Reference Request: Cover time for simple random walk on $n \times n$ torus I'm putting the finishing touches on my masters thesis and need a reference for the following fact (which my advisor told me):

Let $G$ be the $n\times n$ grid and identify the sides to make it a torus. A simple random walk on $G$ is expected to take $O(n^4)$ time before it hits every vertex.

I've been googling for this all day with no luck. Does anyone know where I can find a statement of this result? I don't need the original reference...a textbook would be fine. Also, if you have a reference for $G$ being the $n\times n$ grid without sides identified I can make that work too. I just need this fact for the "previous work" section of the thesis...none of my results depend on it.
I read several things in [Lovasz's Survey][1] of Random Walks which gave upper bounds of $O(|V|^2)$ for various graphs, but none seem to apply to the grid case.
[1] http://www.cs.unibo.it/babaoglu/courses/cas/resources/tutorials/RandomWalks.pdf
 A: Markov Chains and Mixing Times by Levin, Peres and Wilmer. Section 11.3.2. 
http://research.microsoft.com/en-us/um/people/peres/markovmixing.pdf
The expected cover time is of order $n^2(\log n)^2$.
A: The asymptotic cover time result in [1]  (see comment 2 above)
works for the grid as well as the torus. See comment 2 on page 28 in https://arxiv.org/pdf/math/0107191.pdf . Further refinements are in  refs [2] and [3] below. In particular [2] considers the cover time of the 2d grid with a wired boundary. The boundary conditions do not affect the first order asymptotics.
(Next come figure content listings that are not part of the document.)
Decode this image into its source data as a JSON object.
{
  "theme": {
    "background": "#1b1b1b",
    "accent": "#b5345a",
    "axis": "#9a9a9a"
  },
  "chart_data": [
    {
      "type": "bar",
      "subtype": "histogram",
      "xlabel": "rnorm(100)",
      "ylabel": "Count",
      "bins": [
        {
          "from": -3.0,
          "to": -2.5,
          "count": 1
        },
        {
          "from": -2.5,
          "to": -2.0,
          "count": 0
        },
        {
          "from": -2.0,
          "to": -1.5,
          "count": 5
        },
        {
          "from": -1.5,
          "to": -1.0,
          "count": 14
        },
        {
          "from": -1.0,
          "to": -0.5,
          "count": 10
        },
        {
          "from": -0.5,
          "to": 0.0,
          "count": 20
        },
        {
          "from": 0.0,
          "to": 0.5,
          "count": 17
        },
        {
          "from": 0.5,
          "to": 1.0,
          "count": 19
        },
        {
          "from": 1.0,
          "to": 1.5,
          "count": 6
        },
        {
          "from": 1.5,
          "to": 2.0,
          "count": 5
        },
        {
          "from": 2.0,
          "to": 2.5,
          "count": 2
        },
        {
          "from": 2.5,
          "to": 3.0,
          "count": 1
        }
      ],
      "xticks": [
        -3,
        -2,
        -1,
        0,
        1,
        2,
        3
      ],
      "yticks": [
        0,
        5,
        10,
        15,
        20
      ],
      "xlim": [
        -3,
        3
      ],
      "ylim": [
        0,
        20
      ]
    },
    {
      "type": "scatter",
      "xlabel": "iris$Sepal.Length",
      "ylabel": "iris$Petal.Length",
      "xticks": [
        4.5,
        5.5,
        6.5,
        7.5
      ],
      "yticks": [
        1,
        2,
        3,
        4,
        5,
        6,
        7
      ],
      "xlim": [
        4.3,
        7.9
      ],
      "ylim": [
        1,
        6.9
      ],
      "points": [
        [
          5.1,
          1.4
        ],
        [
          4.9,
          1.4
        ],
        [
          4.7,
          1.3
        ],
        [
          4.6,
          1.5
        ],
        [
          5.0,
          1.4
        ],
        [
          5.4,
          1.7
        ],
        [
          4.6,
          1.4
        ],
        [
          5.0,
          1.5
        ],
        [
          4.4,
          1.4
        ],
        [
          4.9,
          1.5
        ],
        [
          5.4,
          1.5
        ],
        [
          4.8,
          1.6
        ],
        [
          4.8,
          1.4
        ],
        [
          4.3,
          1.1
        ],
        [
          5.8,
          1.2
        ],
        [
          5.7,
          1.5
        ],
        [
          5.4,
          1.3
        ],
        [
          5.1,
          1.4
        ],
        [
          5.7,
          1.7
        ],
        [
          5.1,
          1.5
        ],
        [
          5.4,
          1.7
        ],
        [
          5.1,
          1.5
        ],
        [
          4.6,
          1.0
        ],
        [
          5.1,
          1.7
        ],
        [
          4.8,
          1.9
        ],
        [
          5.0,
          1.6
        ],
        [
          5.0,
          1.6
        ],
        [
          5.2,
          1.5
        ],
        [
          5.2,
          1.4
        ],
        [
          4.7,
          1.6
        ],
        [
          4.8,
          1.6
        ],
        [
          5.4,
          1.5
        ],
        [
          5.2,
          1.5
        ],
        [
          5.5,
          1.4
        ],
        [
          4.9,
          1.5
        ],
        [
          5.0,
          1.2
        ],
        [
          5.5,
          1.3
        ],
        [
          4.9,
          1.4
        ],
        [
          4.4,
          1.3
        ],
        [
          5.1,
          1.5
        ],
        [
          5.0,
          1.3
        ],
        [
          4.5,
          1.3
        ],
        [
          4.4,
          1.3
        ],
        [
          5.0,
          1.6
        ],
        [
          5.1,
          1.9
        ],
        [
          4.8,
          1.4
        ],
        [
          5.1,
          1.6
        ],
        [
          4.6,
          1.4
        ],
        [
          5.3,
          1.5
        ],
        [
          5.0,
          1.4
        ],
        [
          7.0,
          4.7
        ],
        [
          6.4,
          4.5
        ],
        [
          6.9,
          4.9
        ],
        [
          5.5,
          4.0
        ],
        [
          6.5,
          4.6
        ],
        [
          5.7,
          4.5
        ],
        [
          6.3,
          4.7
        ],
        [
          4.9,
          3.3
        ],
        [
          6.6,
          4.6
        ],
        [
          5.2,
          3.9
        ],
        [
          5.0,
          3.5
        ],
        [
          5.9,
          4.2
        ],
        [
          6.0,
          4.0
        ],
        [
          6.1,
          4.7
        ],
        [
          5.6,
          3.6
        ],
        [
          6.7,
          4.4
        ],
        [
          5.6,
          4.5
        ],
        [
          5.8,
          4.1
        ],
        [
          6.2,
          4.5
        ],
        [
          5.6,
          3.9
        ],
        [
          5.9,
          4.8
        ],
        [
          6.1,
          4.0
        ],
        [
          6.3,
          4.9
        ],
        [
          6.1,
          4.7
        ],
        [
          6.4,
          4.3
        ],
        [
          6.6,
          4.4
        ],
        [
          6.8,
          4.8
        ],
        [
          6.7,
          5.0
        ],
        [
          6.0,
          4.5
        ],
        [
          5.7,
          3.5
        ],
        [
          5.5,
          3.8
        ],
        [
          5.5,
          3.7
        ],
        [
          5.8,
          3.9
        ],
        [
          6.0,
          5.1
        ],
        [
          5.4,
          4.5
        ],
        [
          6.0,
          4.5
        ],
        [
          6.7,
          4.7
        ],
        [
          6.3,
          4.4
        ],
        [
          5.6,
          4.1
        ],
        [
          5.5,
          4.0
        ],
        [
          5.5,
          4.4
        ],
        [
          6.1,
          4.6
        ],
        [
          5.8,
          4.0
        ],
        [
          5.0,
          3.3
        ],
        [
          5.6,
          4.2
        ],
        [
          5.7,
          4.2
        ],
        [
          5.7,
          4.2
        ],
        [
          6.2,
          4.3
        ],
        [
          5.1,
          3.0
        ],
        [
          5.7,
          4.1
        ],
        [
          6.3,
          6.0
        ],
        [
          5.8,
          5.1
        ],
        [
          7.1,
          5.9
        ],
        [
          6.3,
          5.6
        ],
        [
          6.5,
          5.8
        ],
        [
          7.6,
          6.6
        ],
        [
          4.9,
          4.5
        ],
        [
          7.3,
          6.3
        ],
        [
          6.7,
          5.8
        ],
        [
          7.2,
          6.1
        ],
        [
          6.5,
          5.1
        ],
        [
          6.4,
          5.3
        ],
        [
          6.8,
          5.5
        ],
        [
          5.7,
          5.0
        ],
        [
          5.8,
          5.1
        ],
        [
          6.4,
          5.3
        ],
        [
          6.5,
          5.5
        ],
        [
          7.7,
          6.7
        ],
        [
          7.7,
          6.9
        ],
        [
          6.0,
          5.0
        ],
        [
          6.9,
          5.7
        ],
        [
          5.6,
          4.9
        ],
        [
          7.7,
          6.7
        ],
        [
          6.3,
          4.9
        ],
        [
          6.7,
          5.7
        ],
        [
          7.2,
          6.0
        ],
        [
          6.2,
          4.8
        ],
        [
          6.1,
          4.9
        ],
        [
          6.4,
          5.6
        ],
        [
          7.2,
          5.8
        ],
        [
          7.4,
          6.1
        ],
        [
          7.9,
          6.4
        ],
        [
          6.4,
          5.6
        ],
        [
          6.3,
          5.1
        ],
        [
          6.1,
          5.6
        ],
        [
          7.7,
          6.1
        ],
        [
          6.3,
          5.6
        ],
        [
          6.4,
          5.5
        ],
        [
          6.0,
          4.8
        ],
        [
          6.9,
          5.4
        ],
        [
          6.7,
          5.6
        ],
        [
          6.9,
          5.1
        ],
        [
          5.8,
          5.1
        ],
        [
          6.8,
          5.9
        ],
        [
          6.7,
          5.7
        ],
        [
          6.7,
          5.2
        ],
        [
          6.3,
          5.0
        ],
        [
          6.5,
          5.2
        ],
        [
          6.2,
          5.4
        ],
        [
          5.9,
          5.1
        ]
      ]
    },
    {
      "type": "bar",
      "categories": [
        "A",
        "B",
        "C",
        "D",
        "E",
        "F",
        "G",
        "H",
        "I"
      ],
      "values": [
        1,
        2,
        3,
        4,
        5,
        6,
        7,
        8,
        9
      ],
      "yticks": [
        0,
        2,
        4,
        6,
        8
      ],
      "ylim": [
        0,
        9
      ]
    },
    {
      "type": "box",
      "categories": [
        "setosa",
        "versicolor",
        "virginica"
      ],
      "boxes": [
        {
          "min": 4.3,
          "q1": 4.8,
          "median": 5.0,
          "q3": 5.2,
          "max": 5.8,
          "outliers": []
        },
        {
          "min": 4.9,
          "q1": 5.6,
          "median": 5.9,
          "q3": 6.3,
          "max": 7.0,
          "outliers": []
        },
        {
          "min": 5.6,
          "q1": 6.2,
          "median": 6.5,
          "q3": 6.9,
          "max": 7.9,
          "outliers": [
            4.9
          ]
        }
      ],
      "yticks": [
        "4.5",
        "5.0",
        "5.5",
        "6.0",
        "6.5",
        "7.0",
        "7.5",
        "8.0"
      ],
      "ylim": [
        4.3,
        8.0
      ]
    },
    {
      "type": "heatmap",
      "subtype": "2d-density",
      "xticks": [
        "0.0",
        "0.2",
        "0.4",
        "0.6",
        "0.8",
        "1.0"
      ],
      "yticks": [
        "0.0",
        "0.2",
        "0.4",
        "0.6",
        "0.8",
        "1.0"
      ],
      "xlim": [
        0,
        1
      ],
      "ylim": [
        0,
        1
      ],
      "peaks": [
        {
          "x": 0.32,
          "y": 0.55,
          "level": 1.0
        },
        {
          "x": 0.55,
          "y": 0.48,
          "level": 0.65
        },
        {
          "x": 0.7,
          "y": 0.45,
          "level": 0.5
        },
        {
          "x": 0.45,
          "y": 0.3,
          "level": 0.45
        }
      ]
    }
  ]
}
[1] Dembo, Amir, Yuval Peres, Jay Rosen, and Ofer Zeitouni. "Cover times for Brownian motion and random walks in two dimensions." Annals of mathematics (2004)Vol. 160, No. 2 pp. 433-464.    
[2]  Ding, Jian. "On cover times for 2D lattices." Electron. J. Probab 17, no. 45 (2012): 1-18.  
[3] Belius, David, and Nicola Kistler. "The subleading order of two dimensional cover times." Probability Theory and Related Fields (2014): 1-92.